Il reste maintenant un aspect important : le feedback. Beaucoup d’étudiants demandent plus qu’une note : ils veulent comprendre ce qu’ils ont bien fait et ce qu’ils pourraient améliorer. Un score sur un QCM ne suffit donc pas : on revient à la tension entre automatisation de la notation (qui arrange le professeur), et personnalisation de l’évaluation (qui est la demande légitime de l’étudiant). On pourrait donc ajouter une loi n°5 : un examen final idéal devrait permettre à un(e) étudiant(e) d’apprendre de ses erreurs.
Conclusion

Si l’on revient à l’objectif, c’est-à-dire de prévenir la triche tout en restant dans le respect de la Loi n°1, aucune solution n’est fiable à 100%, car il suffit que les étudiant(e)s communiquent entre eux – et aucun système informatique ne peut couper tous les canaux d’information des étudiant(e)s à distance. En d’autres termes, même si les solutions évoquées ci-dessus offrent des avantages, aucune ne permet de respecter la loi n°4, c’est-à-dire d’envisager un examen sans surveillance. Pour avoir un examen sans surveillance, il faudrait que la transmission d’information ne serve à rien, donc qu’il y ait un examen différent pour chaque étudiant. Cela pose des problèmes évidents de temps, non seulement le temps de conception de multiples examens, mais aussi le temps de notation (car il n’y a pas d’économie d’échelle quand on doit noter des examens tous différents).

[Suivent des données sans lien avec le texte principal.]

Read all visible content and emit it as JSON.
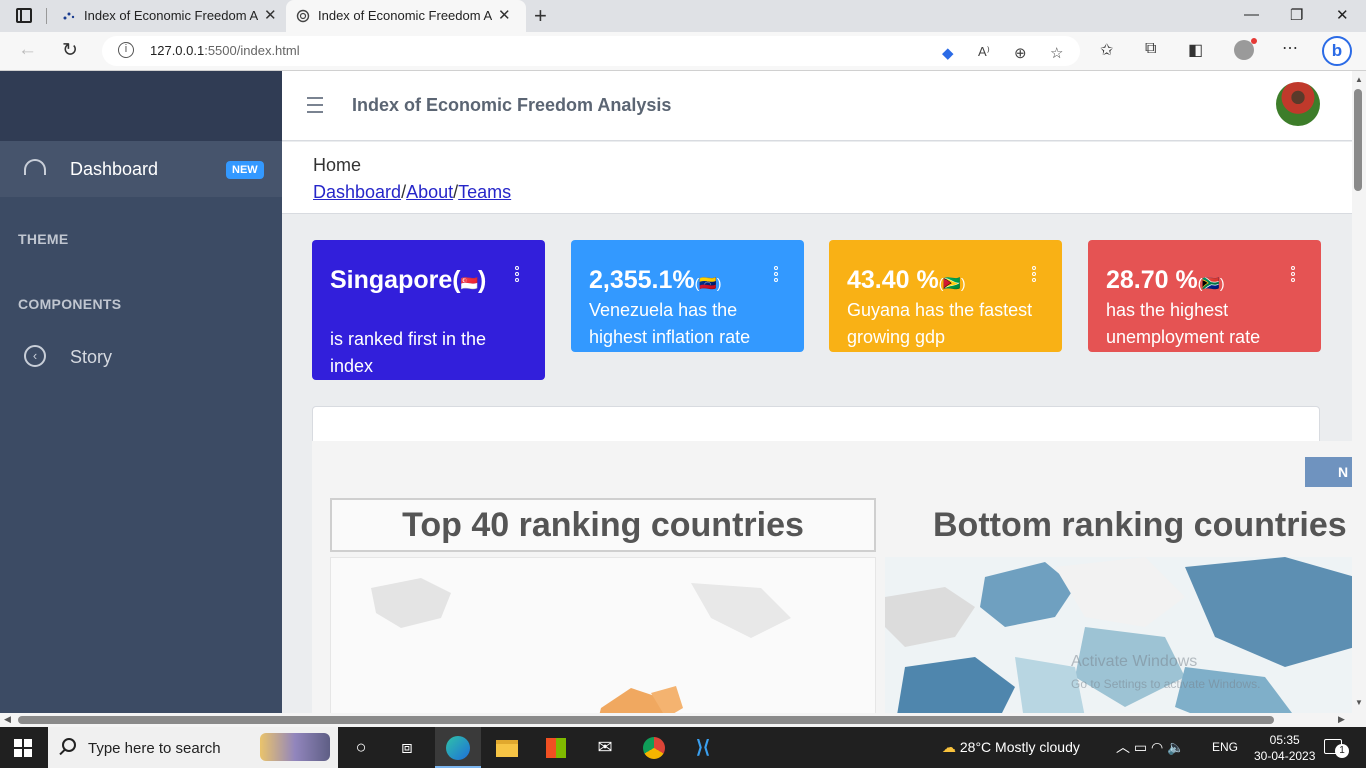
{
  "browser": {
    "tabs": [
      {
        "title": "Index of Economic Freedom Ana",
        "active": false
      },
      {
        "title": "Index of Economic Freedom Ana",
        "active": true
      }
    ],
    "url_host": "127.0.0.1",
    "url_path": ":5500/index.html"
  },
  "sidebar": {
    "items": [
      {
        "label": "Dashboard",
        "badge": "NEW",
        "icon": "speedometer-icon"
      },
      {
        "label": "Story",
        "icon": "chevron-circle-icon"
      }
    ],
    "sections": [
      "THEME",
      "COMPONENTS"
    ]
  },
  "header": {
    "title": "Index of Economic Freedom Analysis"
  },
  "breadcrumb": {
    "home": "Home",
    "links": [
      "Dashboard",
      "About",
      "Teams"
    ],
    "separator": "/"
  },
  "cards": [
    {
      "value": "Singapore(",
      "flag": "🇸🇬",
      "suffix": ")",
      "desc": "is ranked first in the index",
      "color": "#321fdb"
    },
    {
      "value": "2,355.1%",
      "flag": "(🇻🇪)",
      "suffix": "",
      "desc": "Venezuela has the highest inflation rate",
      "color": "#3399ff"
    },
    {
      "value": "43.40 %",
      "flag": "(🇬🇾)",
      "suffix": "",
      "desc": "Guyana has the fastest growing gdp",
      "color": "#f9b115"
    },
    {
      "value": "28.70 %",
      "flag": "(🇿🇦)",
      "suffix": "",
      "desc": "has the highest unemployment rate",
      "color": "#e55353"
    }
  ],
  "viz": {
    "button_label": "N",
    "title_left": "Top 40 ranking countries",
    "title_right": "Bottom ranking countries",
    "watermark_title": "Activate Windows",
    "watermark_sub": "Go to Settings to activate Windows."
  },
  "taskbar": {
    "search_placeholder": "Type here to search",
    "weather": "28°C  Mostly cloudy",
    "language": "ENG",
    "time": "05:35",
    "date": "30-04-2023",
    "notifications": "1"
  }
}
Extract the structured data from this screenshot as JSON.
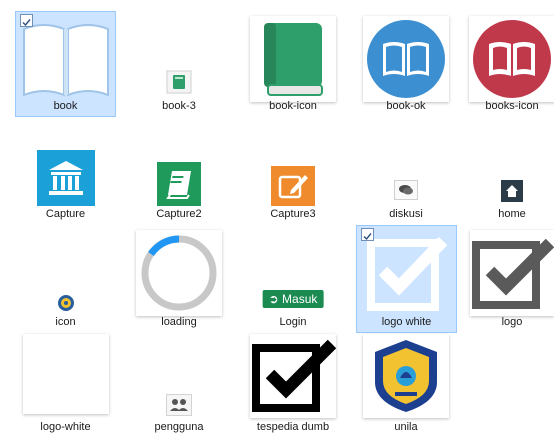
{
  "files": [
    {
      "name": "book",
      "selected": true,
      "checked": true,
      "icon": "open-book-icon"
    },
    {
      "name": "book-3",
      "selected": false,
      "checked": false,
      "icon": "small-book-icon"
    },
    {
      "name": "book-icon",
      "selected": false,
      "checked": false,
      "icon": "green-book-icon"
    },
    {
      "name": "book-ok",
      "selected": false,
      "checked": false,
      "icon": "blue-circle-book-icon"
    },
    {
      "name": "books-icon",
      "selected": false,
      "checked": false,
      "icon": "red-circle-book-icon"
    },
    {
      "name": "Capture",
      "selected": false,
      "checked": false,
      "icon": "bank-icon"
    },
    {
      "name": "Capture2",
      "selected": false,
      "checked": false,
      "icon": "notebook-icon"
    },
    {
      "name": "Capture3",
      "selected": false,
      "checked": false,
      "icon": "edit-icon"
    },
    {
      "name": "diskusi",
      "selected": false,
      "checked": false,
      "icon": "chat-icon"
    },
    {
      "name": "home",
      "selected": false,
      "checked": false,
      "icon": "home-icon"
    },
    {
      "name": "icon",
      "selected": false,
      "checked": false,
      "icon": "seal-icon"
    },
    {
      "name": "loading",
      "selected": false,
      "checked": false,
      "icon": "loading-ring-icon"
    },
    {
      "name": "Login",
      "selected": false,
      "checked": false,
      "icon": "login-button-icon",
      "button_text": "Masuk"
    },
    {
      "name": "logo white",
      "selected": true,
      "checked": true,
      "icon": "white-checkmark-icon"
    },
    {
      "name": "logo",
      "selected": false,
      "checked": false,
      "icon": "gray-checkmark-icon"
    },
    {
      "name": "logo-white",
      "selected": false,
      "checked": false,
      "icon": "blank-image-icon"
    },
    {
      "name": "pengguna",
      "selected": false,
      "checked": false,
      "icon": "users-icon"
    },
    {
      "name": "tespedia dumb",
      "selected": false,
      "checked": false,
      "icon": "black-checkmark-icon"
    },
    {
      "name": "unila",
      "selected": false,
      "checked": false,
      "icon": "university-seal-icon"
    }
  ],
  "colors": {
    "selection": "#cce4ff",
    "green": "#2e9e6a",
    "blue": "#3c8fd0",
    "red": "#c0394b",
    "teal": "#1ba0d8",
    "orange": "#ef8b2c",
    "loading_blue": "#2196f3",
    "login_green": "#1b8b52"
  }
}
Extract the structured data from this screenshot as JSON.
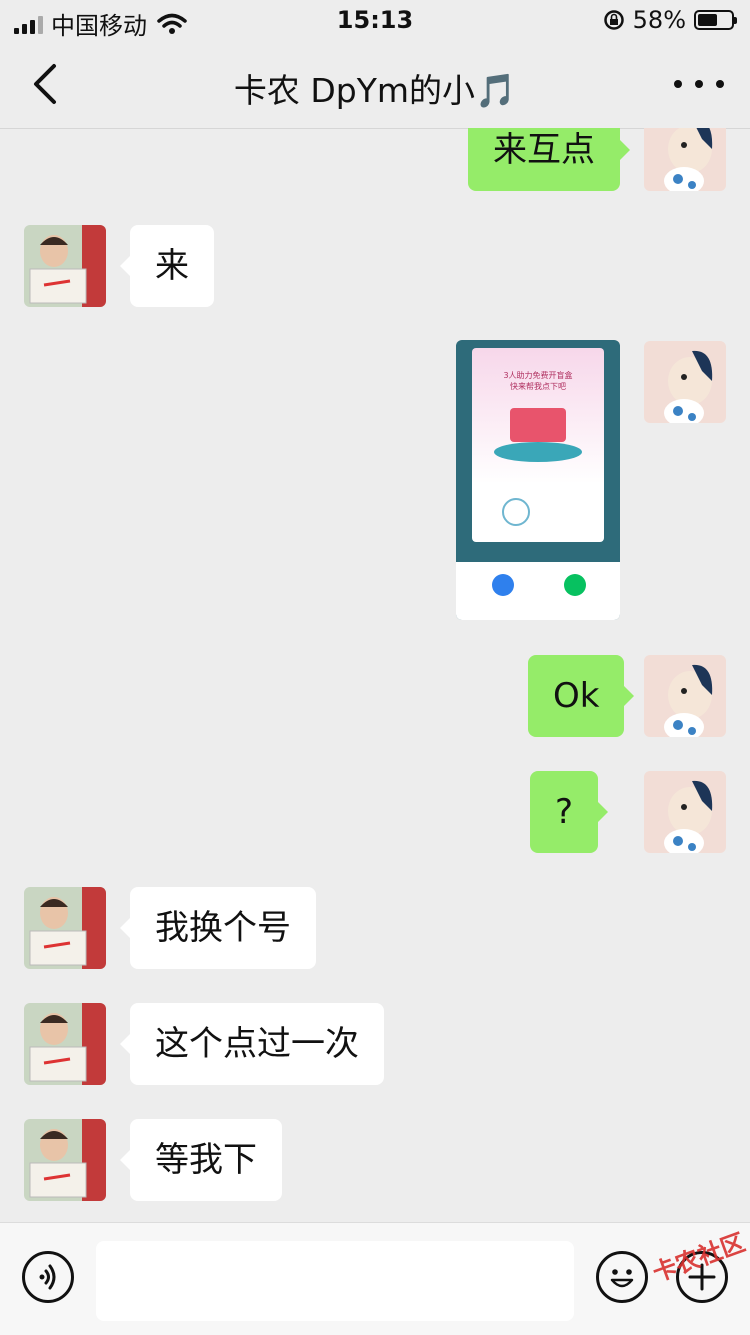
{
  "status_bar": {
    "carrier": "中国移动",
    "time": "15:13",
    "battery": "58%",
    "battery_level": 0.58,
    "icons": [
      "signal-icon",
      "wifi-icon",
      "rotation-lock-icon",
      "battery-icon"
    ]
  },
  "header": {
    "title": "卡农 DpYm的小🎵",
    "icons": [
      "back-chevron-icon",
      "more-dots-icon"
    ]
  },
  "messages": [
    {
      "side": "out",
      "text": "来互点"
    },
    {
      "side": "in",
      "text": "来"
    },
    {
      "side": "out",
      "type": "image",
      "text": "3人助力免费开盲盒\n快来帮我点下吧"
    },
    {
      "side": "out",
      "text": "Ok"
    },
    {
      "side": "out",
      "text": "?"
    },
    {
      "side": "in",
      "text": "我换个号"
    },
    {
      "side": "in",
      "text": "这个点过一次"
    },
    {
      "side": "in",
      "text": "等我下"
    }
  ],
  "input_bar": {
    "placeholder": "",
    "icons": [
      "voice-icon",
      "emoji-icon",
      "plus-icon"
    ]
  },
  "watermark": "卡农社区",
  "colors": {
    "background": "#ededed",
    "outgoing_bubble": "#95ec69",
    "incoming_bubble": "#ffffff"
  }
}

Notons que ce genre d’évaluation différenciée existe déjà : il s’agit des travaux individuels à rendre au cours du semestre. La solution serait alors d’oublier les examens finaux, pour rester focalisé sur du contrôle continu sous forme d’un contrôle individualisé des capacités. Si nous allons dans ce sens, il faudrait juste que les professeurs – et leurs institutions – acceptent le temps additionnel que cela représente dans le travail du professeur.
Enfin, si l’université ou l’école souhaitent absolument organiser des examens finaux, il faut noter qu’aucune solution d’examen à distance n’est véritablement fiable pour éviter la triche. La solution consiste alors à revenir aux examens en présentiel avec surveillance.